The advantage of a new building is that it provides a visible and long lasting monument to the generosity of your supporters. This gives the golden opportunity to leverage support through naming rooms, areas or even the whole building, after supporters. Not all donors will be interested in taking up such an opportunity, but for many it provides a wonderful mechanism for securing a donation and building a long lasting relationship The issues to consider when offering the naming rights include:
• The cost of naming
• Permanent naming rights or offered for a period of time
– Cost of Naming
It is obvious that you should seek to get the maximum possible donation in return for a naming opportunity. However, it is counter-productive to set the cost too high and thus reduce the number of donors able to take up the opportunity. In reality, it is unlikely that you will be able to achieve 100% of the costs of an area through naming it; one well known university, for example, aims for 50% of the total cost, but recognise the need for flexibility and often accept 30-40%. You should create a list of all the areas which are available for naming, ranging from the whole building down to the smallest room, and attach a guide price for each areas. It is useful if the prices match up with the size of donations you need in your Gift Table. i.e, if your Gift Table tells you need 10 donations of £10,000 and 3 of £25,000, then – if possible – you should have at least 10 naming opportunities at £10,000 and 3 at £25,000. Similarly, there is little point setting the cost of naming your building at £2 million, if the largest gift you are likely to achieve is £500,000; it simply becomes a wasted opportunity. The prices should be considered guides only, and decisions considered on a case by case basis, depending on the donor and the importance of their support.

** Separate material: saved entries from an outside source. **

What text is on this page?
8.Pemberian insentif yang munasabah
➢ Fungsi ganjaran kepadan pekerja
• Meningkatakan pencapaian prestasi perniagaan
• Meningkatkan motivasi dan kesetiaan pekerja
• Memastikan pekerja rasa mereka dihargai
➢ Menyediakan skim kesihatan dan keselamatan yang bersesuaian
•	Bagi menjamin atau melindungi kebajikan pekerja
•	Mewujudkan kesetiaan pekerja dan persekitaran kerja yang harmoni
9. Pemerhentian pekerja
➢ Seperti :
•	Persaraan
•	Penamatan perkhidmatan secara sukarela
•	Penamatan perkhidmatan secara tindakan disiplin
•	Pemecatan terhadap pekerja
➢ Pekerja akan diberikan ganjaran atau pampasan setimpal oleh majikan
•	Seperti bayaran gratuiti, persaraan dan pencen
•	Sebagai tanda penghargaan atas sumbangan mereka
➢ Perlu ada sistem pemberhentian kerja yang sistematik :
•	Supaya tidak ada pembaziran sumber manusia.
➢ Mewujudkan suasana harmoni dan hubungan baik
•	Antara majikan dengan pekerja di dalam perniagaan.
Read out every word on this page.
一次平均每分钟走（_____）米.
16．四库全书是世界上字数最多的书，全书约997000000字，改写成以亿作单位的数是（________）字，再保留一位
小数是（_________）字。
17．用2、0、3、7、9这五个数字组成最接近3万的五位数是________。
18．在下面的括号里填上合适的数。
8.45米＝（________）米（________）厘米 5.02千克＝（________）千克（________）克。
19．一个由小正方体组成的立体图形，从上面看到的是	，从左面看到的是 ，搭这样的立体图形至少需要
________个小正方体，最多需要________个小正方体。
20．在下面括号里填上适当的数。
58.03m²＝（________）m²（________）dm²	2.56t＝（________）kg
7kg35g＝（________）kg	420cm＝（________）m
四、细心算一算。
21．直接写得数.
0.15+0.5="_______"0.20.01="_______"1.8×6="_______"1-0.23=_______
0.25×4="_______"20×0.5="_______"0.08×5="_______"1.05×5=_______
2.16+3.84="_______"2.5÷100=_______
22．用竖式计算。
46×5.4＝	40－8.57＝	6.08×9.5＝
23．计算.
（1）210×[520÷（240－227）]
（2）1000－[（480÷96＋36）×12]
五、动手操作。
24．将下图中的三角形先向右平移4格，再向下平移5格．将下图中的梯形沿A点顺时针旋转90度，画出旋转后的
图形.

Permanent vs. Fixed-Time agreements
Offering a naming opportunity, gives a wonderful reason to maintain contact with the donor, through regular updates on the use of the area and invitations to visit. However, like everything else, there will come a point when the shiny new building you opened to great fanfare is in need of refurbishment, and it is at this point that the difference between offering naming rights in perpetuity or for a fixed length of time – say 15 or 20 years – becomes apparent. If you have named the areas for only a fixed length of time, and assuming that time has elapsed before refurbishment is needed, there is nothing to stop you offering the naming rights to a new donor. Clearly, if you have already given away the naming rights for the lifetime of the building, this opportunity to use the same to attract further support does not exist. However, if you have successfully built a relationship with the donor – and where relevant their family – then they would be your first port of call to refurbish. After all, they are likely to be far happier having their name attached to an attractive and up-to-date area than a run-down building. Having a major area named after a particular donor could also form the basis to discuss legacies with them. Part of the reason for naming a building or area within building, is to create something which will outlast them. You could, therefore, consider discussing with them the possibility of leaving a legacy with the express purpose of ensuring the upkeep and use of the areas they have named.
Naming a building or a room firmly links your organisation with the donor. You therefore need to be very careful about who you agree to such an arrangement with. On a very simple level, for example, a Children’s charity would probably avoid naming their new building after an alcoholic drinks or tobacco manufacturer! More of an issue arises if someone who has named an area of your building, later damages their reputation and become someone who you would rather not be associated – for example through criminal or unethical activity. In these cases you need to weigh up the damage to your reputation of removing their name with that of remaining linked to them. It may be wise to build into any legal paperwork the option to rename the area should the organisation’s reputation be at risk.